Cabinet ministers Ariel Sharon, David Levy and Yitzhak Moda’i said they would wait until after the expected visit here next week by U.S. State Department officials before launching a broad public relations campaign within Likud to amend Shamir’s peace initiative.
The trio was rebuffed in its last attempt to restrain the peace plan, when the Cabinet voted Sunday to reaffirm the plan without the constraining language they had forced on Shamir in the Likud Central Committee.
The ministers said they are planning to summon a new meeting of the Central Committee for the purposes of “renewed wide discussion” of the peace plan.
Sharon said he opposed Shamir’s contacts with West Bank leaders, even though he did not know with whom Shamir has been meeting.
“He does not tell me, and does not even keep the Cabinet, or the political Inner Cabinet informed of what he is doing,” Sharon complained to reporters.
Rigorous debate over the reported meetings between Palestinian leaders and Shamir is not limited to the Israeli hard-liners.
It is also a subject of controversy within the Palestinian political community, not excluding the Palestine Liberation Organization.
Local Palestinians are unclear whether or not the recent meetings were sanctioned by the PLO. They are also debating whether the meetings only serve Israel’s purposes by circumventing the PLO or actually represent indirect talks between Israel and the PLO.

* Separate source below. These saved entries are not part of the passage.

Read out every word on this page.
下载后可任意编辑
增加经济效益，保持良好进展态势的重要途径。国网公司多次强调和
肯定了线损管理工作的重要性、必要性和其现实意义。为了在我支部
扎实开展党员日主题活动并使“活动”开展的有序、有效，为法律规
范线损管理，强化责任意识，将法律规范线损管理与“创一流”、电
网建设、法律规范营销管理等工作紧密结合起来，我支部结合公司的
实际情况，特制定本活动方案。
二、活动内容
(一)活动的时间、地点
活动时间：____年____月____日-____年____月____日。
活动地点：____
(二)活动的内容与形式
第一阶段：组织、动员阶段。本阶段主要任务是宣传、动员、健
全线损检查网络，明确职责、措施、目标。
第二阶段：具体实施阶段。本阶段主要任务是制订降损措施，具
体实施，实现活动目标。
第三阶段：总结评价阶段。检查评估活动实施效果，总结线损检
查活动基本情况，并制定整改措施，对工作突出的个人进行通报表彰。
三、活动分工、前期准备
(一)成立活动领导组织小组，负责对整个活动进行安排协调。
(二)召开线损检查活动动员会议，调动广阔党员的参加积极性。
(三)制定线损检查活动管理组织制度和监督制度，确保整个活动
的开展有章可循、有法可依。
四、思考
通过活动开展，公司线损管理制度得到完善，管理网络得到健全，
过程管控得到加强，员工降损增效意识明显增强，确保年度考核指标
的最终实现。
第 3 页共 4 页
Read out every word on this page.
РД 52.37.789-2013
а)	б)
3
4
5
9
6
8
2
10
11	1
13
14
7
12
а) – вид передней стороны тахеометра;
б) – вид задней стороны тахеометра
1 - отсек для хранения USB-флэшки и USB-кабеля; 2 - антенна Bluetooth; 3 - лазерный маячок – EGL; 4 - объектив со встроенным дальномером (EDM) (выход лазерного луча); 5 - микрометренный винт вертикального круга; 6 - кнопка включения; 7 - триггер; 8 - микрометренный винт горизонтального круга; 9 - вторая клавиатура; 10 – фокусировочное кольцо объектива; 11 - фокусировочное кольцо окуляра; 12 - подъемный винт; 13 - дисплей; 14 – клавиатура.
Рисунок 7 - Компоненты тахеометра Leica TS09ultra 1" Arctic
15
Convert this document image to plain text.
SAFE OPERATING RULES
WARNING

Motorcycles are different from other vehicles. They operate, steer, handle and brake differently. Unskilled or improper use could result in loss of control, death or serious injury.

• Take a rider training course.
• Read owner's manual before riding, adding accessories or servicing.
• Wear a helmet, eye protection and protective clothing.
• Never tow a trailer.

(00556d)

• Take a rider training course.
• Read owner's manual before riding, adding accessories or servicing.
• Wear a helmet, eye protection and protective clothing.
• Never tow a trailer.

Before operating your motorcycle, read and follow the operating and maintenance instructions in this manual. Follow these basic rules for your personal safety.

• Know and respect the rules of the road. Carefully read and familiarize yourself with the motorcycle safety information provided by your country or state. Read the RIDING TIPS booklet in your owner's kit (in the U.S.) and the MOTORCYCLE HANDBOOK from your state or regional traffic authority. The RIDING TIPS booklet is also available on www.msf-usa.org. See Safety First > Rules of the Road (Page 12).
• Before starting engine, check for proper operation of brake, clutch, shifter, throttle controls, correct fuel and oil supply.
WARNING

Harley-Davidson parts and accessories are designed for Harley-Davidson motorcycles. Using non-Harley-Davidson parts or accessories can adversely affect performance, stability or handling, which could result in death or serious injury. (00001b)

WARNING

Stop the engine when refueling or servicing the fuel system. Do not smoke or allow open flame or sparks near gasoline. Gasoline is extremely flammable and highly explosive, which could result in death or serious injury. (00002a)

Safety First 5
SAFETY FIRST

On Monday, PLO officials, including Chairman Yasir Arafat, reported that they had endorsed the meetings, even identifying the four Palestinians who were said to have taken part. Shamir denied the claim.
One of the Palestinian participants, El-Bireh attorney Jamil Tarifi, is well known as a supporter of the PLO, but was careful Tuesday not to identify himself with the PLO.
Another Palestinian identified by the PLO was Mahmoud Abu-Zuluf, editor of the East Jerusalem daily Al-Kuds. He denied that he took part in the meetings, joining those who criticized the talks as an end-run around the PLO.
Another key opponent to holding talks with Israeli leaders is Faisal Husseini, the East Jerusalem academic whom Israel has variously denigrated and championed as a Palestinian spokesman.
“This is an attempt by the government of Israel to paint a certain political picture, and to signal to the West — particularly to the U.S. — that it negotiates with residents of the territories in a way which deprives from the PLO its role in the political process,” Husseini told reporters Thursday. Shamir himself keeps insisting that there are no indirect talks being held with the PLO.
During a lengthy interview Wednesday on Israel television, Shamir said talks with the PLO were “impossible,” and added, “If I were the U.S., I would concentrate my efforts on the Arab states rather than the PLO.”
He also dismissed any talk about a change in PLO policy. “The only thing Arafat wants is to see me dead,” Shamir said. Then, turning to his two interviewers, he added, “Arafat wants to see you dead, as well.”